Attendu que Me E Y sollicite également la résolution du contrat de location conclu avec la SA Burobail, en raison de l’inexécution par celle-ci de son obligation contractuelle de lui assurer la jouissance paisible de la chose louée, en raison des dysfonctionnements ayant affecté le système informatique depuis l’origine, en l’espèce la réunion technique du 10 mars 1994, faisant état des blocages intervenus sur les postes informatiques ; que subsidiairement il sollicite la résiliation du contrat de bail depuis le 2 novembre 1993, ou subsidiairement le 15 septembre 1995, en raison du manquement par le bailleur à son obligation de lui assurer la délivrance et la jouissance paisible du système informatique loué, qui n’a jamais fonctionné correctement;
Que cette action est fondée sur les dispositions des articles 1184 et 1709 du code civil ;
Mais attendu, en premier lieu, que le défaut de délivrance de la chose louée n’est nullement établi en l’état du procès-verbal de réception et d’installation signé sans réserve par Me E Y le 25 janvier 1994 pour l’ensemble des matériels et logiciels loués ainsi qu’au vu du rapport d’expertise judiciaire de M. Z ;
Que l’expert judiciaire Z précise d’ailleurs dans son rapport du 14 juin 1996 (page 20) : 'Les livraisons ont été dans l’ensemble effectuées aux dates prévues à l’exception d’un léger retard des logiciels mais sans incidence notable. L’installation et la mise en route a été réalisée dans les délais, d’autant que l’Etude conservait temporairement, avec l’accord de VBS, le matériel précédent, ce qui a facilité la migration. La formation prévue a été dispensée conformément aux accords passés.' ;
Que par ailleurs le défaut de jouissance allégué n’est nullement total, contrairement à ce que soutient Me E Y ; qu’il résulte en effet du rapport d’expertise judiciaire de M. Z que les matériels (9 postes Zénith et un serveur réseau avec 3 imprimantes) étaient utilisés par le personnel de l’étude avec un logiciel de traitement de texte, avec la bible 'ventes’ du progiciel Notarext et pour l’échange en réseau de certains actes, entre eux ; que les dysfonctionnements aléatoires affectant les postes en réseau, nécessitant leur ré-initialisation en cas de blocage, constituent certes un défaut de la jouissance paisible du système informatique loué, mais non une privation totale de celle-ci ;
Que l’expert judiciaire a constaté exactement les dysfonctionnements suivants (pages 20 et 21 de son rapport) et relevé leur fréquence (89 appels téléphoniques au centre de support technique de janvier 1994 à mai 1996) :
'Les dysfonctionnements signalés sont bien réels et bien cernés.

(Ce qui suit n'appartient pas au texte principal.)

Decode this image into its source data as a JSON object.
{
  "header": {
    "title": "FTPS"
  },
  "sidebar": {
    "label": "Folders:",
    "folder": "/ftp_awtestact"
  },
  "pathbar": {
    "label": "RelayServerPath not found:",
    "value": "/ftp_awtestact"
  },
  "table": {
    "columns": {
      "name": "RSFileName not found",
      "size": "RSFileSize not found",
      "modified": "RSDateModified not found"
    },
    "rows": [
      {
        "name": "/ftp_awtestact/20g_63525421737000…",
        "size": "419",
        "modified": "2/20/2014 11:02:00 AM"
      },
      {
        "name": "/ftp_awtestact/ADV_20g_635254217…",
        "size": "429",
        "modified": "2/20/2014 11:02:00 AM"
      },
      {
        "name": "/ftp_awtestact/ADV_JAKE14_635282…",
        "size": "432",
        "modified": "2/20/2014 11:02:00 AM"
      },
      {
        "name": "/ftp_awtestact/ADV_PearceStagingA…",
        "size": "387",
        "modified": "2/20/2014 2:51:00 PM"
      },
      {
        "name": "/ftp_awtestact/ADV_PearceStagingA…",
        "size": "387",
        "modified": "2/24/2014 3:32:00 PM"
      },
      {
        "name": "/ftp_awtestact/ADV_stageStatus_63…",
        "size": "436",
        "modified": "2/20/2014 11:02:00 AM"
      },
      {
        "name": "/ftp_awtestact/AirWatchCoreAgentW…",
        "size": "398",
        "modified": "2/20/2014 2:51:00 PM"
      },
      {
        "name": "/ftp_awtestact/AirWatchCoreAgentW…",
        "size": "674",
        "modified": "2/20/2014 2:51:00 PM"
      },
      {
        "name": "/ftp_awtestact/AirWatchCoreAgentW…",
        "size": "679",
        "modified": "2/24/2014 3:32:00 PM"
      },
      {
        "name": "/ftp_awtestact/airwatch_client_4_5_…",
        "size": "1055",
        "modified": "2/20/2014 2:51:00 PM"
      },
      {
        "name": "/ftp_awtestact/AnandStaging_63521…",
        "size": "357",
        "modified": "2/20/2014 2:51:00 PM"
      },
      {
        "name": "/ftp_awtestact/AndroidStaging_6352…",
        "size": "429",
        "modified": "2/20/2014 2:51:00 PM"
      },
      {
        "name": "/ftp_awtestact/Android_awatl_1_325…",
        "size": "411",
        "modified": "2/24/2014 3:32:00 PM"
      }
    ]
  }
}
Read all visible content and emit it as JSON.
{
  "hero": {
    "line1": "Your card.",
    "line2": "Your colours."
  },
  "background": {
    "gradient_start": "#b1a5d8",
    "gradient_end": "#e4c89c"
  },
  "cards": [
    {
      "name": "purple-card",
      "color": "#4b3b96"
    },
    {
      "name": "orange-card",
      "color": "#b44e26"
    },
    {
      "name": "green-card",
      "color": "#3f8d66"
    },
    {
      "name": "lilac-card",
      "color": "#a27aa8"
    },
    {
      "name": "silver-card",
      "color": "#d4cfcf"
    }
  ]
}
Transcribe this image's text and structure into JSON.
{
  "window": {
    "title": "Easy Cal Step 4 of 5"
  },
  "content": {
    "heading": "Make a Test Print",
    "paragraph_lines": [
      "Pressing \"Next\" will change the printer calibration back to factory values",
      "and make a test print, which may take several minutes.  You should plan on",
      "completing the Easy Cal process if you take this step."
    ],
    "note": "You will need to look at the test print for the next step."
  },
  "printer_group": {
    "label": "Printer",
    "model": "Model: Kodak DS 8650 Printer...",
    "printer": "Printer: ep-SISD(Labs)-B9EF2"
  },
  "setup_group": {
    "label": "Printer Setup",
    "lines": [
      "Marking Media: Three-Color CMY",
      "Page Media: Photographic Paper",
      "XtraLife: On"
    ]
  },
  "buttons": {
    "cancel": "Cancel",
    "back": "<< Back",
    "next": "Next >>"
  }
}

Il s’agit pour l’essentiel :
1. Du mauvais fonctionnement de la fonction 'copier'
2. Du blocage du système sans raison explicite, nécessitant une ré-initialisation par 'CTRL-O-P’ ou 'CTRL-ECHAP’ dans le cas d’une erreur dans la couche XGV.
3. Du verrouillage des postes lors de l’impression et du ralentissement des postes dédiés à l’imprimante.
4. Du message XGV 7511 nécessitant un arrêt de l’exploitation pour effectuer la défragmentation du disque système.
5. De plusieurs problèmes sur le serveur Sun.
Il faut ajouter à cela les anomalies d’impression sur les imprimantes (y compris celle du Pontet) et la nécessité d’une nouvelle impression des actes par suite d’une mauvaise mise en page probablement du fait de l’éditeur.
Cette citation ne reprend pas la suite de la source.